If you have tried to enter Russellville’s Square from the west in the past week, you have been met with fencing and a detour sign that may have you wondering why.

With the demolition beginning on the old Duncan’s Drug Store in recent days, a state permit with the Kentucky Transportation Department has been issued to allow the thoroughfare to be closed for two weeks. Tearing down of the structure poses a safety concern due to being located directly on Fourth Street.

After the Duncan building is down, demolition will begin on the old Southern Deposit Bank directly across Fourth Street from the Duncan property. This will require yet another permit for closure.

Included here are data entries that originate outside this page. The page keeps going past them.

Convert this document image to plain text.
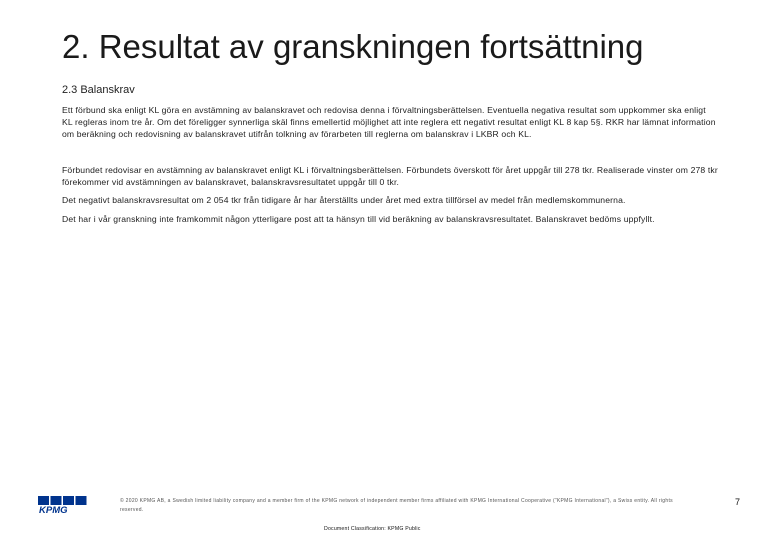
2. Resultat av granskningen fortsättning
2.3 Balanskrav

Ett förbund ska enligt KL göra en avstämning av balanskravet och redovisa denna i förvaltningsberättelsen. Eventuella negativa resultat som uppkommer ska enligt KL regleras inom tre år. Om det föreligger synnerliga skäl finns emellertid möjlighet att inte reglera ett negativt resultat enligt KL 8 kap 5§. RKR har lämnat information om beräkning och redovisning av balanskravet utifrån tolkning av förarbeten till reglerna om balanskrav i LKBR och KL.

Förbundet redovisar en avstämning av balanskravet enligt KL i förvaltningsberättelsen. Förbundets överskott för året uppgår till 278 tkr. Realiserade vinster om 278 tkr förekommer vid avstämningen av balanskravet, balanskravsresultatet uppgår till 0 tkr.

Det negativt balanskravsresultat om 2 054 tkr från tidigare år har återställts under året med extra tillförsel av medel från medlemskommunerna.

Det har i vår granskning inte framkommit någon ytterligare post att ta hänsyn till vid beräkning av balanskravsresultatet. Balanskravet bedöms uppfyllt.

KPMG
© 2020 KPMG AB, a Swedish limited liability company and a member firm of the KPMG network of independent member firms affiliated with KPMG International Cooperative (“KPMG International”), a Swiss entity. All rights reserved.
7
Document Classification: KPMG Public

Bill Pearson, Russellville’s Zoning Administrator, said a permit is required to close a state road, which Fourth Street is.

“The permit to my understanding is for two weeks beginning Monday, Oct. 30. If the demolition isn’t complete at that time, she (Deborah Hirsch) will have to apply for another one. Hirsch owns the properties that are scheduled to come down. She is planning on building two luxury hotels in their place. Hirsch is also the owner-operator of Ariella Bistro and Bar on the Russellville square.

According to Hirsch, the facades of the two new structures are to match the architectural design of the square.

The Hotel Duncan will have extended stay rooms in the front, with apartments in the rear for staff. There will be a sports bar on the first floor. The Hotel Gaelle will have 38 rooms and suites, a coffee shop, retail store, exercise room, conference room and a spacious, luxurious event space.

Hirsch recently acquired the building that once housed the News-Democrat & Leader for years. Before the newspaper, it served as the home of a popular hardware store. Plans for this historic structure include an ice cream parlor and a possible motorcycle shop, with office space for lease upstairs.

Demolition began slow on the two properties on Fourth Street as permits were being issued. According to Russellville Mayor Mark Stratton, all permits have now been awarded and he anticipates demolition to pick up. This is not a city project.

Hirsch has hired a company out of Tennessee made up of retired veterans to complete the demolition. The group does most of their work in the early morning hours, according to Hirsch.